First final assembly line outside of Europe
Despite the global financial pressures and internal trials, Airbus continued the sustained production of its successful A320 single-aisle Family and the A330/A340 wide-bodies, responding to the growing order book and an expanding list of customers. Programme milestones included Airbus’ January 2007 delivery of the 3,000th single-aisle aircraft, with AirAsia receiving an A320 as this milestone jetliner. During the same month, Airbus reached the 5,000th order mark for its A320 Family. Also in 2007, the 800th A330/A340 Family aircraft was provided to a customer (an A330-200 received by Qatar Airways in March), and the 5,000th overall Airbus delivery milestone occurred on December 14 with the handover of an A330-200 to Qantas.
Building on the unparalleled success of its A320 Family, Airbus expanded its industrial network by creating a new final assembly line in China – the company’s first outside of Europe. The decision to locate this facility in Tianjin was announced in June 2006, and a framework agreement for its development was signed in October 2006 with a Chinese consortium comprising the Tianjin Free Trade Zone, China Aviation Industry Corporation I (AVIC I), and China Aviation Industry Corporation II. A formal kickoff of the Tianjin final assembly line’s construction occurred in May 2007, and the initial aircraft built at this facility – an A320 for Dragon Aviation Leasing – made its maiden flight on 18 May, 2009.

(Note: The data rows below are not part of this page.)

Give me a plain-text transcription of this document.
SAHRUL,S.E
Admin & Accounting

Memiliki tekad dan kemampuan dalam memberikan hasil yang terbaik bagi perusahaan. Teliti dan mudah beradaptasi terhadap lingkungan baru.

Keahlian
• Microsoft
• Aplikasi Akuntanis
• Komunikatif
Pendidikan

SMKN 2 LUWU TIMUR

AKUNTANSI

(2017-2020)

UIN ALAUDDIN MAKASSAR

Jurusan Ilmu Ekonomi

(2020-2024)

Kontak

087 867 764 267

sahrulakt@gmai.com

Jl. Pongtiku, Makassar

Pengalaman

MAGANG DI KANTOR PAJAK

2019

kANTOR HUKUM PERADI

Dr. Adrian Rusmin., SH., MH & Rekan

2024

Throughout the company’s history, Airbus has always taken the long view of its role in the global aviation marketplace. Looking to the future, this is reflected by Airbus’ major commitment to limiting aviation’s impact on the environment, and includes its role in the European Clean Sky initiative (one of the largest ever European-funded research and technology programmes), as well as support for eco-efficient technologies such as synthetic jet fuel and the eventual use of fuel cells as emission-free onboard energy sources. Airbus’ eco-efficient efforts are focussed on the full life cycle of its products, and range from the ISO 14001 environmental certification of its production sites and facilities (an aerospace industry first) to the development of recycling procedures for aircraft once they reach the end of their useful lives.